Tuesday, February 9, 2010

Breaking down the Media Whores



This is report of aesthetic nature, specifically an article about a young lady who is putting an indelible stamp of innovation on contemporary ideologies. Meet Larita Engelbrecht, a visual artists living and loving in Stellenbosch who has an obsession that’s currently in excess. Visual excess in overdrive.

The year of 2010….. Self-defeating innuendos from MNCs structure our lives and everything is in overload. “Consumer culture [engulfs] us…..we’re in an ‘Economy of Attention’…and I seek to ask this question: What is the space of the imagination in the digital era?”

A girl who will always beg to differ, Larita is an academic of the arts, “a social and cultural critic, entrepreneur, marketer, curator and collaborator all rolled into one”. Her choice of medium is an application of digital media in combination with multi-media, sculpture, drawing and installation. She’s an artisan that has embraced the digital age and yet in doing so challenges the intrusion of technology and its superfluous upkeep.

Who do you aspire to?

I find myself bouncing between opposite poles of the art world – academic and commercial. On the one side I aspire to the work strategies of someone like Kathryn Smith On the other hand I have respect someone like Takashi Murakami, who oversees the production of his highly collectable fine art and design products.

What artist – local and international – inspires you?

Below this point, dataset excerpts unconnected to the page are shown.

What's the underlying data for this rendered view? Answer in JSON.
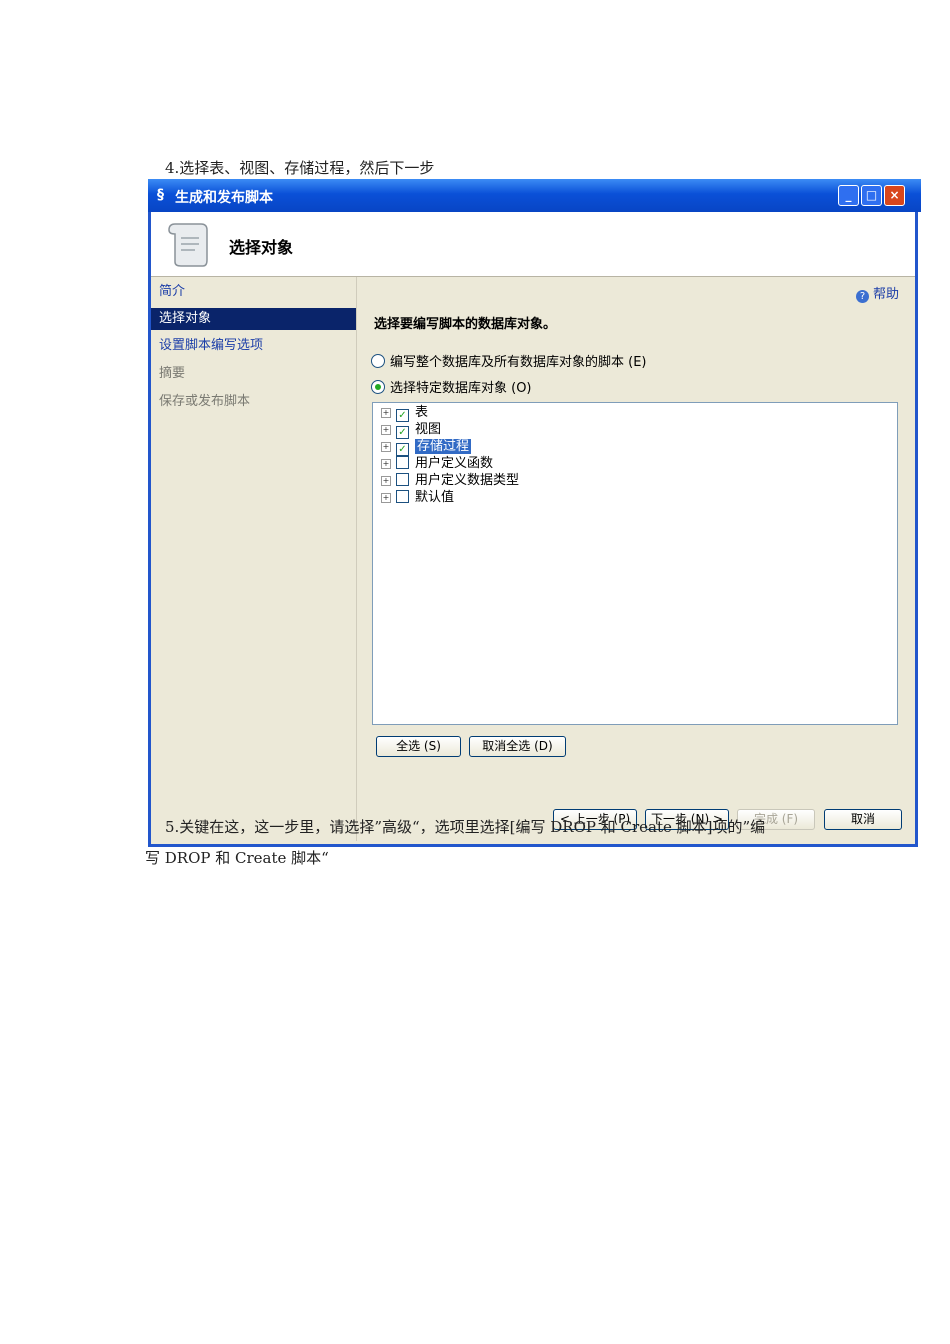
{
  "doc": {
    "step4": "4.选择表、视图、存储过程，然后下一步",
    "step5_line1": "5.关键在这，这一步里，请选择”高级“，选项里选择[编写 DROP 和 Create 脚本]项的”编",
    "step5_line2": "写 DROP 和 Create 脚本“"
  },
  "dialog": {
    "title": "生成和发布脚本",
    "header_title": "选择对象",
    "sidebar": [
      "简介",
      "选择对象",
      "设置脚本编写选项",
      "摘要",
      "保存或发布脚本"
    ],
    "help": "帮助",
    "heading": "选择要编写脚本的数据库对象。",
    "radio_all": "编写整个数据库及所有数据库对象的脚本 (E)",
    "radio_specific": "选择特定数据库对象 (O)",
    "tree": [
      {
        "label": "表",
        "checked": true
      },
      {
        "label": "视图",
        "checked": true
      },
      {
        "label": "存储过程",
        "checked": true
      },
      {
        "label": "用户定义函数",
        "checked": false
      },
      {
        "label": "用户定义数据类型",
        "checked": false
      },
      {
        "label": "默认值",
        "checked": false
      }
    ],
    "select_all": "全选 (S)",
    "deselect_all": "取消全选 (D)",
    "prev": "< 上一步 (P)",
    "next": "下一步 (N) >",
    "finish": "完成 (F)",
    "cancel": "取消"
  }
}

Locally, I love Minnette VĂ¡ri’s video and print work. Internationally I draw inspiration for the Surrealists of the 1920’s, and many contemporary video and installation artists such as Matthew Barney, Tony Oursler, Nathalie Djurnberg and Steve McQueen.

The realm of aesthetics – art – how does it influence your life?

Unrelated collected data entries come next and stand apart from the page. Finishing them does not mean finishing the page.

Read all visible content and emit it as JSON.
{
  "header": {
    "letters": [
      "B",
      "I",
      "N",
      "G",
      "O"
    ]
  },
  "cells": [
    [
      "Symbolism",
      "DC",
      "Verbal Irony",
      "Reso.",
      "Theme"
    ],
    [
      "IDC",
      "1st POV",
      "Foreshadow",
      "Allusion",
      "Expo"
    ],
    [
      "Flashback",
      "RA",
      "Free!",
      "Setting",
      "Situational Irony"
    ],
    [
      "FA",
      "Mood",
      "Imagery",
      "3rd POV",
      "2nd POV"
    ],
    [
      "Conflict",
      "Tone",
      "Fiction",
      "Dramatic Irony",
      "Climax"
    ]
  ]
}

Art provides new ways of looking at the world, and new ways of looking is needed to understand the constantly shifting socio, political and cultural circumstances we find ourselves in.

How has your work evolved over the first few years? Where do you see it heading?

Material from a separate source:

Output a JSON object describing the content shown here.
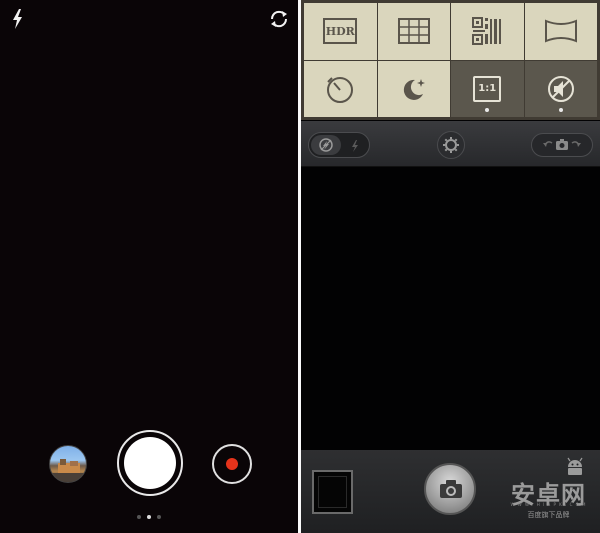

It is still very much in an embryo phase, I see it evolving into design projects, bigger installations, and projects beyond the limits of the gallery walls.

Your most recent exhibition at Salon91 “On the Uncanny and the Unconscious”– when and how did this concept/project take form?

Wessel Snyman and I wanted to exhibit together – he makes intricate kinetic sculptures and prints, and I made visually ‘excessive’ works by restaging old paintings. Together we both create works that are somewhat surrealist, that is uncanny in the familiarity of the images, but dream-like in the way that it is juxtaposed. My work developed form an obsession with Hieronymus Bosch’s Garden of Earthly Delights.

You have mentioned before about your art as “a playful comment on contemporary society”. How did you connect Bosch with contemporary society? What as the underlying emphasis?

Well, I view society as raging in a chaotic battle for attention all the time. By restaging the classical painting by Bosch, I am saying that his concerns (of representing an ‘utopian’ view of a world untouched by the Fall) are still there, but has evidently shifted into a realm where we do what we want to anyway, but certain social constraints still remain. When will the overload of information thrown unto us reach a saturation point? My underlying question is to ask whether there will be a ‘digital turn’ as with the ‘photographic turn’?

The women figure – sexuality – is it something you explore in your work? Why?

I try to avoid a feminist approach to creating work, but sexuality is something that inevitably seems to surface. The female body has been a site for much contestation throughout the history of art, and being a female creating performance work, it is unavoidable that I also contribute to this tradition of the female represented a sexualized figure.

By restaging bodies dressed in fleshy coloured stockings I am trying to avoid eroticizing the figures, but because of our inherent knowledge of the classical nude figure in art, it is somewhat of a failed attempt, and the figures remain sexualized even in their attempted ‘cover-up’.

Let's leave it there, for now.

With her dream project involving “organic pigment, a number of helicopters, a team of photographers and the Victoria Falls”, this is the girl who will take South Africa’s creative industry outside the galleries. Repertoires of land art and installations. Bigger ideas and bigger budgets. Poking fun at mediated conventions and ad agency fucks, Larita’s work reflects her creative scope and her wonderfully brazened ideas. Miss E’s artistic thirst is engrained in her soul, becoming both a tool for expression and her indulgence of passion.